Behavioral Economics Concepts Affecting Plan Sponsors 

In her book, Laraine highlights various organizational behavior concepts and biases that negatively impact 401(k) plan sponsors and other decision makers, such as:

  • Anchoring: Where a prior decision to automatically enroll individuals at a 3% contribution rate impedes a change to a new default rate of 6%, coupled with escalation up to 12%.
  • Belief: Where a prior decision to use actively-managed funds impedes adoption of passive or indexed funds.
  • Confirmation: Where a long-ago past decision, such as a decision to offer company stock that has achieved favorable returns and attracted significant assets, impedes changes to investment options.
  • False Consensus: Where a person or group overestimates the extent to which others will react negatively based on assumptions of what is normal.
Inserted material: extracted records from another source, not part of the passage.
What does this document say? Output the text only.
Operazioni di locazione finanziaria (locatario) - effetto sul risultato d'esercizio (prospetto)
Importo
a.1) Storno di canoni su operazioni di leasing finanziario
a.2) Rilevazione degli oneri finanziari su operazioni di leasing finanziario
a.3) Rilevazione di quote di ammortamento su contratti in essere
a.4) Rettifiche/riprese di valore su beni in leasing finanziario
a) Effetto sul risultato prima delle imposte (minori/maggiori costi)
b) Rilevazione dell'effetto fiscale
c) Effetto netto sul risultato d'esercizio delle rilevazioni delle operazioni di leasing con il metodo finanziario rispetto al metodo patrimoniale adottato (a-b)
This often is encountered in discussions about the reaction to introducing automatic features.
  • Framing: Simply changing how something is presented and described is both a bias and a behavioral economics tool.  For example, framing an annuity related to spending is received more favorably than framing it as an investment with a potential loss of value upon death.
  • Hot Hand Fallacy: Past performance may not be indicative of future results.
  • Sunk Costs: The reluctance to give up on a prior investment that has not yet been effective but cannot be reclaimed. 

Overcoming Egocentric Bias

Egocentric bias occurs when a plan sponsor fails to consider situations from workers’ perspectives.  It is the tendency to rely too heavily on one's own perspective. Research has shown that experiences, ideas, and beliefs are more easily recalled when they match one's own. Egocentric bias may influence judgement to the point where people not only believe that self-interested outcomes are preferential, but are also the best way to proceed. Laraine highlights situations she has encountered where successful senior executives are called upon to make decisions about plan design to overcome inertia or loss aversion (see above) where some are not able to fathom why workers fail to take full advantage of the plan.  Many have never lived paycheck-to-paycheck or been deep in debt (or perhaps they left that financial condition long ago).   
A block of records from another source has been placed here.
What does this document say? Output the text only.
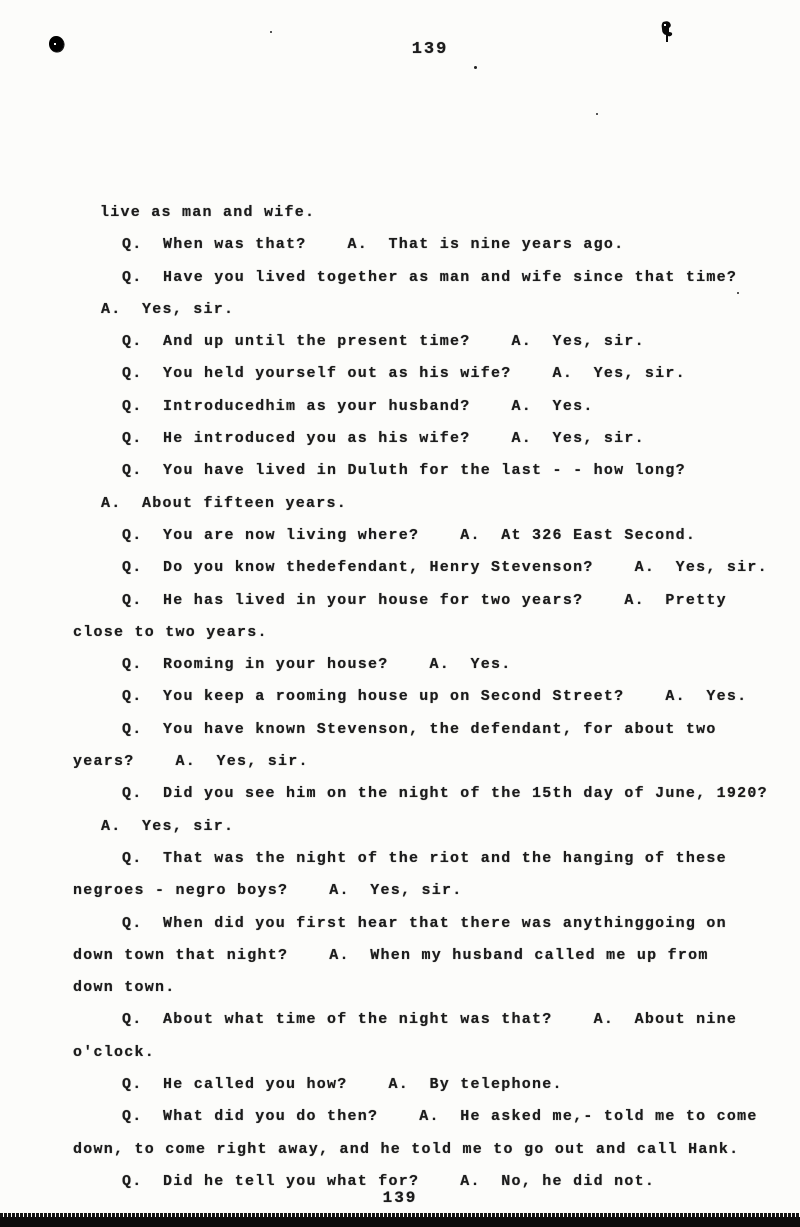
139
live as man and wife.
Q.  When was that?    A.  That is nine years ago.
Q.  Have you lived together as man and wife since that time?
A.  Yes, sir.
Q.  And up until the present time?    A.  Yes, sir.
Q.  You held yourself out as his wife?    A.  Yes, sir.
Q.  Introducedhim as your husband?    A.  Yes.
Q.  He introduced you as his wife?    A.  Yes, sir.
Q.  You have lived in Duluth for the last - - how long?
A.  About fifteen years.
Q.  You are now living where?    A.  At 326 East Second.
Q.  Do you know thedefendant, Henry Stevenson?    A.  Yes, sir.
Q.  He has lived in your house for two years?    A.  Pretty
close to two years.
Q.  Rooming in your house?    A.  Yes.
Q.  You keep a rooming house up on Second Street?    A.  Yes.
Q.  You have known Stevenson, the defendant, for about two
years?    A.  Yes, sir.
Q.  Did you see him on the night of the 15th day of June, 1920?
A.  Yes, sir.
Q.  That was the night of the riot and the hanging of these
negroes - negro boys?    A.  Yes, sir.
Q.  When did you first hear that there was anythinggoing on
down town that night?    A.  When my husband called me up from
down town.
Q.  About what time of the night was that?    A.  About nine
o'clock.
Q.  He called you how?    A.  By telephone.
Q.  What did you do then?    A.  He asked me,- told me to come
down, to come right away, and he told me to go out and call Hank.
Q.  Did he tell you what for?    A.  No, he did not.
139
Today, we see similar egocentric bias all around us. Many academics and public policy wonks see the 401(k) as a failure because it isn’t solely focused on retirement preparation and/or retirement income.  Consider these:

Back in 1986, I came face-to-face with my own egocentric bias. In a discussion with a brilliant marketer and communicator on our staff, she asserted, “Some people just can’t afford to save in the 401(k).”  To which I responded, “They can’t afford not to save.”  She was focused on the every-day reality many workers faced – those living payday-to-payday, those deep in debt. I was focused on the loss from foregoing the tax preferences and employer financial support.   

I took a step back to identify how we might redesign the plan so that there would be a preference for saving in the 401(k) plan for all workers and how to make that a reality. One change we pursued was adding a loan feature to our plan – rolled out less than 18 months later on July 1, 1988.  We encouraged individuals to enroll, save, and if necessary, borrow.  The focus was much more holistic, a focus on improving “household wealth,” not necessarily increasing “retirement asset accumulations.”  The strategy was to meet a diverse group of workers where they were – wherever they were financially.